The name of the command line argument itself is the same ( --weights ), but the description of the switch is now different: “path to best model weights file .” Thus, this command line argument will be a simple string to an output path — there will be no template applied to this string.

From there we can load our CIFAR-10 dataset and prepare it for training:

# load the training and testing data, then scale it into the
# range [0, 1]
print("[INFO] loading CIFAR-10 data...")
((trainX, trainY), (testX, testY)) = cifar10.load_data()
trainX = trainX.astype("float") / 255.0
testX = testX.astype("float") / 255.0
# convert the labels from integers to vectors
lb = LabelBinarizer()
trainY = lb.fit_transform(trainY)
testY = lb.transform(testY)

As well as initialize our SGD optimizer and MiniVGGNet architecture:

# initialize the optimizer and model
print("[INFO] compiling model...")
opt = SGD(lr=0.01, decay=0.01 / 40, momentum=0.9, nesterov=True)
model = MiniVGGNet.build(width=32, height=32, depth=3, classes=10)
model.compile(loss="categorical_crossentropy", optimizer=opt,
	metrics=["accuracy"])

We are now ready to update the ModelCheckpoint code:

# construct the callback to save only the *best* model to disk
# based on the validation loss
checkpoint = ModelCheckpoint(args["weights"], monitor="val_loss",
	save_best_only=True, verbose=1)
callbacks = [checkpoint]

Notice how the fname template string is gone — all we are doing is supplying the value of --weights to ModelCheckpoint . Since there are no template values to fill in, Keras will simply overwrite the existing serialized weights file whenever our monitoring metric improves (in this case, validation loss).

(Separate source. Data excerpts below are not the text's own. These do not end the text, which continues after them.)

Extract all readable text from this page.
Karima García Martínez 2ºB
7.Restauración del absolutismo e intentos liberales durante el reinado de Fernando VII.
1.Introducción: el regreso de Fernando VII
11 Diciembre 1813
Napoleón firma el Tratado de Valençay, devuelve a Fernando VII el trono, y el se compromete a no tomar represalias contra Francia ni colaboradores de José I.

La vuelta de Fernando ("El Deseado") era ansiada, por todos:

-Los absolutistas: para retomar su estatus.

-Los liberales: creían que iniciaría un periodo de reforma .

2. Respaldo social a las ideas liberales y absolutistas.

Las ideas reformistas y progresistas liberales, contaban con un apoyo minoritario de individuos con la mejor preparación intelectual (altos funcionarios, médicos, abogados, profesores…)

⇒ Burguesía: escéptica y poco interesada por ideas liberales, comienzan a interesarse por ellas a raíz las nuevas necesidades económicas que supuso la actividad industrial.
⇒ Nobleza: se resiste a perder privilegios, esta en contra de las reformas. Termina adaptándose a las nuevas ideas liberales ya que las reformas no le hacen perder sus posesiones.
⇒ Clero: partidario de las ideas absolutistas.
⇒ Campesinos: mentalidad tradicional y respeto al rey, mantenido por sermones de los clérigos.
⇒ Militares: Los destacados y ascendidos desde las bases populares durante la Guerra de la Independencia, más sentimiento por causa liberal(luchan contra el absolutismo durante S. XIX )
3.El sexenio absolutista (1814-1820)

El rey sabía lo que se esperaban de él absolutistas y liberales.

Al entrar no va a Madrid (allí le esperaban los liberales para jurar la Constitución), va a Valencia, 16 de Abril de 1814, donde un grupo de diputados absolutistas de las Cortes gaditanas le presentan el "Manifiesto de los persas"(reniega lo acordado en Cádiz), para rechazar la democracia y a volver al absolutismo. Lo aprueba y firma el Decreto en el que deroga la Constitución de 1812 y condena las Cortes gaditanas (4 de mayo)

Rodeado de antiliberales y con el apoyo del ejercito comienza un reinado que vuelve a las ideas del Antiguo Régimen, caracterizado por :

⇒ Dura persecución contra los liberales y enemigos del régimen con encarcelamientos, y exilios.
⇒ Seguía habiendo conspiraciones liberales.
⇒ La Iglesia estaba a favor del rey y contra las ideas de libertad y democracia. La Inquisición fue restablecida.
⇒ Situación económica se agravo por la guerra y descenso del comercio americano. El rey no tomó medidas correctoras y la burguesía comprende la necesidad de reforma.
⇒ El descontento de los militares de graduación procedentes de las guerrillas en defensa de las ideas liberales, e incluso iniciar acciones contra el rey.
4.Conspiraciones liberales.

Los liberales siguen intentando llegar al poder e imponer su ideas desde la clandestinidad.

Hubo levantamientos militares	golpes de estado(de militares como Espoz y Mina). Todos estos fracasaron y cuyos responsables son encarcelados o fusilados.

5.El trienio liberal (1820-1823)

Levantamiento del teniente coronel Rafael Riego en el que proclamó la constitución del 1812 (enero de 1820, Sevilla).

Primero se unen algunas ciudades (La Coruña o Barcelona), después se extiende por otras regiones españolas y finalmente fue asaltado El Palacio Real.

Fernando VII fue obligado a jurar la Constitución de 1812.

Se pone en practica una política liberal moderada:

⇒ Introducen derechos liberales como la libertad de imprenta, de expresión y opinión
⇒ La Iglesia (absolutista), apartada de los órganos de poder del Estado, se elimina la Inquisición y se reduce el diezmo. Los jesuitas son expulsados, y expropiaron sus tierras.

Finally, we train on network in the code block below:

# train the network
print("[INFO] training network...")
H = model.fit(trainX, trainY, validation_data=(testX, testY),
	batch_size=64, epochs=40, callbacks=callbacks, verbose=2)

To execute our script, issue the following command:

$ python cifar10_checkpoint_best.py \
	--weights weights/best/cifar10_best_weights.hdf5
[INFO] loading CIFAR-10 data...
[INFO] compiling model...
[INFO] training network...
Train on 50000 samples, validate on 10000 samples
Epoch 1/40
Epoch 00000: val_loss improved from inf to 1.26677, saving model to
	test_best/cifar10_best_weights.hdf5
305s - loss: 1.6657 - acc: 0.4441 - val_loss: 1.2668 - val_acc: 0.5584
Epoch 2/40
Epoch 00001: val_loss improved from 1.26677 to 1.21923, saving model to
	test_best/cifar10_best_weights.hdf5
309s - loss: 1.1996 - acc: 0.5828 - val_loss: 1.2192 - val_acc: 0.5798
Epoch 40/40
Epoch 00039: val_loss did not improve
173s - loss: 0.2615 - acc: 0.9079 - val_loss: 0.5511 - val_acc: 0.8250

Here, you can see that we overwrite our cifar10_best_weights.hdf5 file with the updated network only if our validation loss decreases. This has two primary benefits:

  1. There is only one serialized file at the end of the training process — the model epoch that obtained the lowest loss.
  2. We are not capturing “incremental improvements” where loss fluctuates up and down. Instead, we only save and overwrite the existing best model if our metric obtains a loss lower than all previous epochs.

To confirm this, take a look at my weights/best directory where you can see there is only one output file:

$ ls -l weights/best/
total 17024
-rw-rw-r-- 1 adrian adrian 17431968 Apr 28 09:47 cifar10_best_weights.hdf5

You can then take this serialized MiniVGGNet and further evaluate it on the testing data or apply it to your own images.